Les cinq énigmes de Tapie

“Nanard” tient sa revanche. Il sera peut-être demain le nouveau maître de Marseille. La presse, la politique, l’OM, sa situation fiscale et financière, les paradis fiscaux, Lyon Capitale décrypte les énigmes de ce retour au premier plan de l’homme d’affaires.

Énigme 1 : Tapie et la presse

Un vent d’apaisement souffle sur le quotidien La Provence depuis la désignation d’Olivier Mazerolle, débauché en avril de BFM TV, avec la triple casquette de directeur général délégué chargé de l’éditorial, directeur de la publication et directeur de la rédaction du quotidien marseillais… Mazerolle a les clefs en main à la grande satisfaction de journalistes inquiets sur leur avenir depuis la reprise du journal en début d’année par Bernard Tapie, désormais associé au groupe Hersant. Laetitia Sarirouglou, qui préside la société des rédacteurs, salue l’“arrivée d’un vrai journaliste”. Sur le papier, pourtant, rien n’a vraiment changé dans le fonctionnement, sinon une certaine prise de distance avec les élus PS qui avaient, disons-le, table ouverte dans les pages du journal. Tapie n’est guère interventionniste, sinon à deux reprises : quand il décrète qu’“il faut faire monter Gaudin à la une” (ce que nous confirme une source interne) et surtout quand il s’implique pour que sa fille Sophie, alors en plein boum dans l’émission de TF1 The Voice, fasse l’événement. Dans les deux cas, la rédaction résiste, se contentant d’un service minimum pour la jeune Sophie, contrairement à Nice-Matin qui en fait des tonnes (rencontre avec les lecteurs, etc.).

“Tout ce qu’il raconte, c’est du flan”

Malgré des effets d’annonce sur de futurs investissements censés faire renaitre La Provence, Tapie n’a rien concrétisé. “Tout ce qu’il raconte, c’est du flan”, témoigne un cadre qui s’inquiète d’une situation financière toujours plus fragile en raison de l’érosion des ventes. En février, Tapie, alors en conflit avec le groupe Hersant, fait monter la pression. Il affirme qu’il a apporté 4,3 millions d’euros pour “payer les salaires de février” de La Provence et de Nice-Matin. Une somme qui aurait, selon des sources concordantes, été empruntée auprès d’une banque monégasque. Cette annonce permet de maintenir une certaine pression sur les salariés, qui comprennent le message : “On est davantage dans des inquiétudes sur la gestion que sur l’indépendance de la rédaction.”

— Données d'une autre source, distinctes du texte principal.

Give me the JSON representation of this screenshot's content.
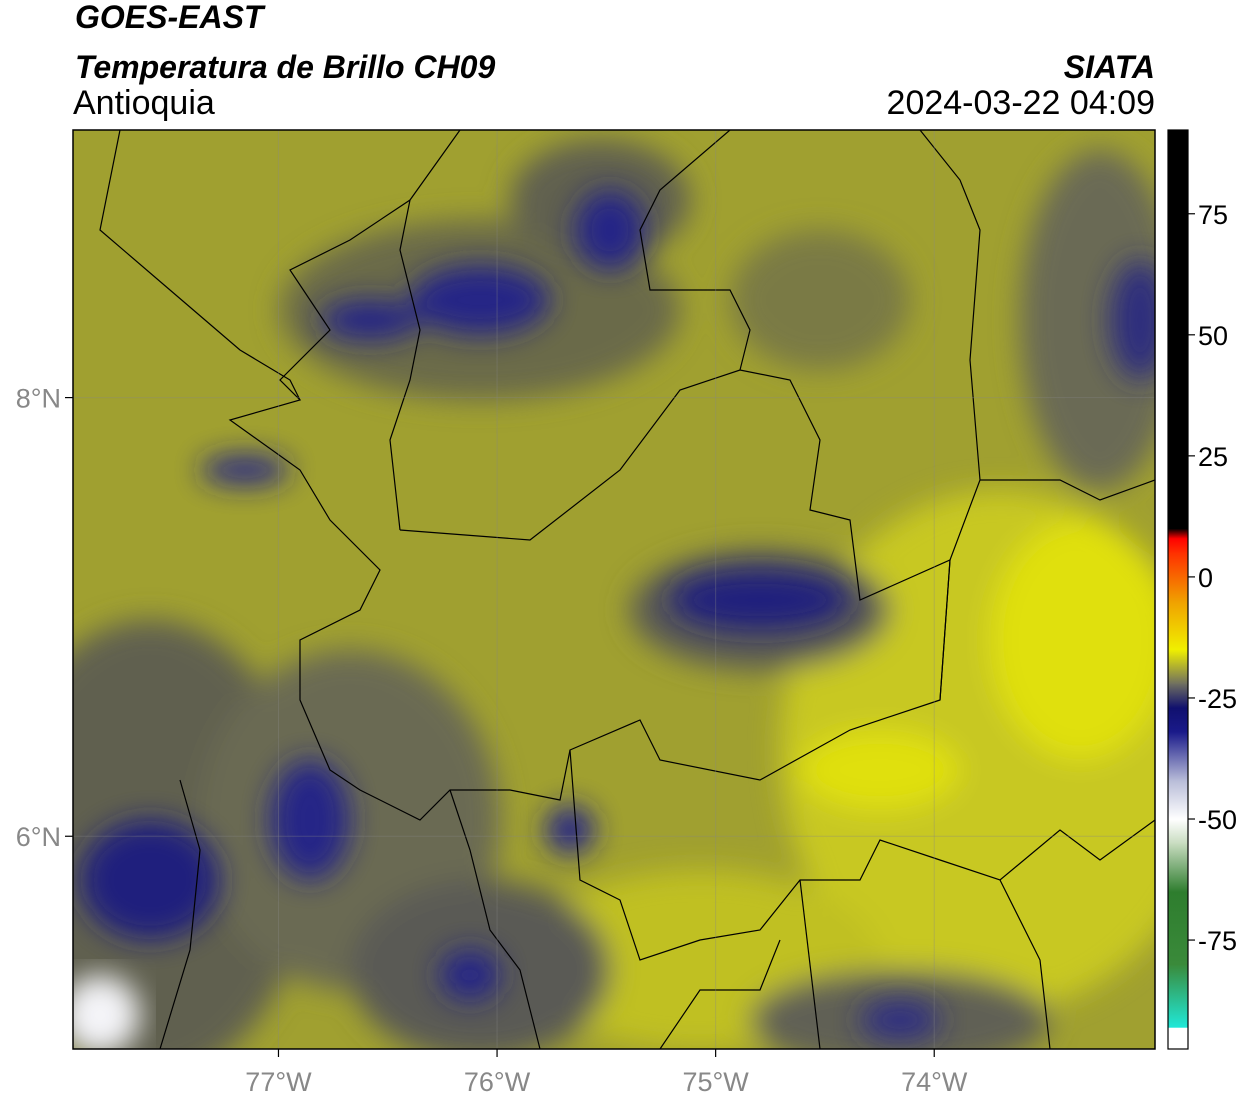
{
  "chart_data": {
    "type": "map",
    "title": "GOES-EAST",
    "subtitle": "Temperatura de Brillo CH09",
    "region": "Antioquia",
    "source": "SIATA",
    "timestamp": "2024-03-22 04:09",
    "xlim": [
      -77.94,
      -72.99
    ],
    "ylim": [
      5.03,
      9.22
    ],
    "xticks": [
      {
        "value": -77,
        "label": "77°W"
      },
      {
        "value": -76,
        "label": "76°W"
      },
      {
        "value": -75,
        "label": "75°W"
      },
      {
        "value": -74,
        "label": "74°W"
      }
    ],
    "yticks": [
      {
        "value": 8,
        "label": "8°N"
      },
      {
        "value": 6,
        "label": "6°N"
      }
    ],
    "grid": true,
    "colorbar": {
      "clim": [
        -97.5,
        92.3
      ],
      "ticks": [
        75,
        50,
        25,
        0,
        -25,
        -50,
        -75
      ],
      "stops": [
        {
          "value": -97.5,
          "color": "#ffffff"
        },
        {
          "value": -93,
          "color": "#ffffff"
        },
        {
          "value": -93,
          "color": "#20e8d8"
        },
        {
          "value": -80,
          "color": "#3a8a3a"
        },
        {
          "value": -65,
          "color": "#2e7d2e"
        },
        {
          "value": -55,
          "color": "#c8dcc0"
        },
        {
          "value": -50,
          "color": "#ffffff"
        },
        {
          "value": -42,
          "color": "#b8bcd8"
        },
        {
          "value": -32,
          "color": "#1a1a8a"
        },
        {
          "value": -27,
          "color": "#10106e"
        },
        {
          "value": -22,
          "color": "#707060"
        },
        {
          "value": -15,
          "color": "#f0f000"
        },
        {
          "value": -5,
          "color": "#f0a000"
        },
        {
          "value": 5,
          "color": "#ff3000"
        },
        {
          "value": 8,
          "color": "#ff0000"
        },
        {
          "value": 10,
          "color": "#000000"
        },
        {
          "value": 92.3,
          "color": "#000000"
        }
      ]
    }
  }
}
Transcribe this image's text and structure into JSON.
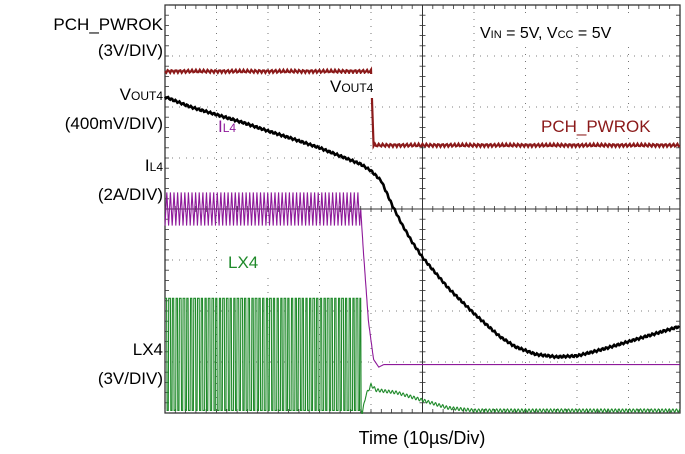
{
  "chart_data": {
    "type": "line",
    "title": "",
    "xlabel": "Time  (10µs/Div)",
    "ylabel": "",
    "grid": true,
    "grid_divisions": {
      "x": 10,
      "y": 8
    },
    "time_per_div_us": 10,
    "x_range_us": [
      0,
      100
    ],
    "conditions": {
      "vin_label": "V",
      "vin_sub": "IN",
      "vin_value": " = 5V, ",
      "vcc_label": "V",
      "vcc_sub": "CC",
      "vcc_value": " = 5V"
    },
    "channel_labels": [
      {
        "name": "PCH_PWROK",
        "scale": "(3V/DIV)"
      },
      {
        "name_main": "V",
        "name_sub": "OUT4",
        "scale": "(400mV/DIV)"
      },
      {
        "name_main": "I",
        "name_sub": "L4",
        "scale": "(2A/DIV)"
      },
      {
        "name": "LX4",
        "scale": "(3V/DIV)"
      }
    ],
    "trace_labels": {
      "vout": {
        "main": "V",
        "sub": "OUT4"
      },
      "il": {
        "main": "I",
        "sub": "L4"
      },
      "pwrok": "PCH_PWROK",
      "lx": "LX4"
    },
    "colors": {
      "pwrok": "#8b1a1a",
      "vout": "#000000",
      "il": "#8e1a9a",
      "lx": "#1f8a2a",
      "grid": "#555555"
    },
    "series": [
      {
        "name": "PCH_PWROK",
        "x_us": [
          0,
          40,
          40.5,
          100
        ],
        "y_div": [
          6.7,
          6.7,
          5.25,
          5.25
        ]
      },
      {
        "name": "VOUT4",
        "x_us": [
          0,
          5,
          10,
          15,
          20,
          25,
          30,
          35,
          38,
          40,
          42,
          44,
          46,
          48,
          50,
          55,
          60,
          65,
          68,
          72,
          76,
          80,
          85,
          90,
          95,
          100
        ],
        "y_div": [
          6.2,
          6.0,
          5.85,
          5.7,
          5.53,
          5.37,
          5.2,
          5.0,
          4.88,
          4.75,
          4.55,
          4.1,
          3.7,
          3.35,
          3.05,
          2.45,
          1.95,
          1.5,
          1.3,
          1.15,
          1.1,
          1.12,
          1.25,
          1.4,
          1.55,
          1.7
        ]
      },
      {
        "name": "IL4",
        "x_us": [
          0,
          38,
          38.5,
          39.5,
          40.5,
          41.5,
          42.5,
          100
        ],
        "y_div": [
          4.0,
          4.0,
          3.2,
          1.8,
          1.05,
          0.9,
          0.95,
          0.95
        ],
        "ripple_div": 0.65,
        "ripple_period_us": 0.7
      },
      {
        "name": "LX4",
        "x_us": [
          0,
          38,
          38.3,
          39,
          40,
          41,
          45,
          55,
          60,
          100
        ],
        "y_div": [
          0.1,
          0.1,
          0.0,
          0.35,
          0.55,
          0.45,
          0.4,
          0.1,
          0.05,
          0.05
        ],
        "switch_high_div": 2.25,
        "switch_low_div": 0.05,
        "switch_period_us": 0.7
      }
    ]
  }
}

Le seul domaine où Tapie s’est réellement montré intrusif est la gestion commerciale et technique du site Internet.

Énigme 2 : Tapie et la politique

Patrick Mennucci est le seul élu marseillais à s’être dressé contre le retour de Tapie à Marseille. Le député-maire (PS) des 1er et 7e arrondissements, par ailleurs candidat à la primaire socialiste, est à l’origine de la désignation d’une commission d’enquête parlementaire sur les conditions de la reprise de GHM (Groupe Hersant Média), ce qui lui vaut une haine farouche de Bernard Tapie. Depuis, l’élu PS cherche à calmer le jeu : “Je ne considère plus Tapie comme une menace, des sondages récents le créditent autour de 13 %, et en plus il prend des voix à droite.”

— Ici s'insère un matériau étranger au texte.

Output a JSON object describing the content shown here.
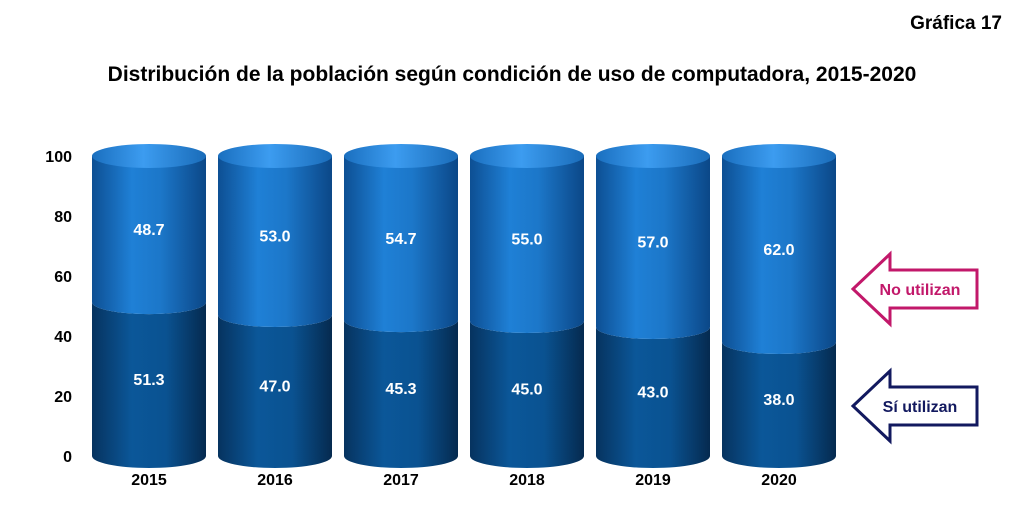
{
  "header": {
    "figure_number": "Gráfica 17",
    "title": "Distribución de la población según condición de uso de computadora, 2015-2020"
  },
  "chart_data": {
    "type": "bar",
    "stacked": true,
    "categories": [
      "2015",
      "2016",
      "2017",
      "2018",
      "2019",
      "2020"
    ],
    "series": [
      {
        "name": "Sí utilizan",
        "values": [
          51.3,
          47.0,
          45.3,
          45.0,
          43.0,
          38.0
        ],
        "labels": [
          "51.3",
          "47.0",
          "45.3",
          "45.0",
          "43.0",
          "38.0"
        ],
        "color": "#0a4f8c"
      },
      {
        "name": "No utilizan",
        "values": [
          48.7,
          53.0,
          54.7,
          55.0,
          57.0,
          62.0
        ],
        "labels": [
          "48.7",
          "53.0",
          "54.7",
          "55.0",
          "57.0",
          "62.0"
        ],
        "color": "#1f78c8"
      }
    ],
    "ylim": [
      0,
      100
    ],
    "yticks": [
      "0",
      "20",
      "40",
      "60",
      "80",
      "100"
    ],
    "xlabel": "",
    "ylabel": "",
    "grid": false,
    "legend": {
      "placement": "right",
      "items": [
        {
          "label": "No utilizan",
          "color": "#c2186a"
        },
        {
          "label": "Sí utilizan",
          "color": "#12195f"
        }
      ]
    }
  }
}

Mais que diable est venu faire Tapie à Marseille ? “Du business”, rétorquent en bloc ses proches, qui évoquent un vrai défi autour de cette aventure de presse au dénouement hasardeux. Franz-Olivier Giesbert, qui a depuis des années ses quartiers à Marseille, apporte son éclairage : “Tapie n’est pas venu pour diriger un groupe de presse, mais pour faire de la politique. Il va tenter d’orienter le débat. Tapie veut faire souffler le vent. Il a un projet politique pour la vie de la cité.”

Un ticket avec Muselier ?

Gaudin, Guérini, Caselli (le président PS de la communauté urbaine)… Tapie multiplie donc les contacts. La sénatrice Samia Ghali, égérie des quartiers nord, est reçue quant à elle à Paris. “Nous avons une vision commune de la situation de la ville”, confie-t-elle. Même Michel Pezet, figure tutélaire du PS qui fronçait pourtant le sourcil il y a encore quelques mois, semble serein depuis que Tapie lui a rendu hommage : “Ce n’est pas parce qu’il dit du bien de moi que je vais dire du mal de lui, ironise-t-il. Mais je ne crois pas qu’il va se lancer dans la campagne. Il est venu pour autre chose.”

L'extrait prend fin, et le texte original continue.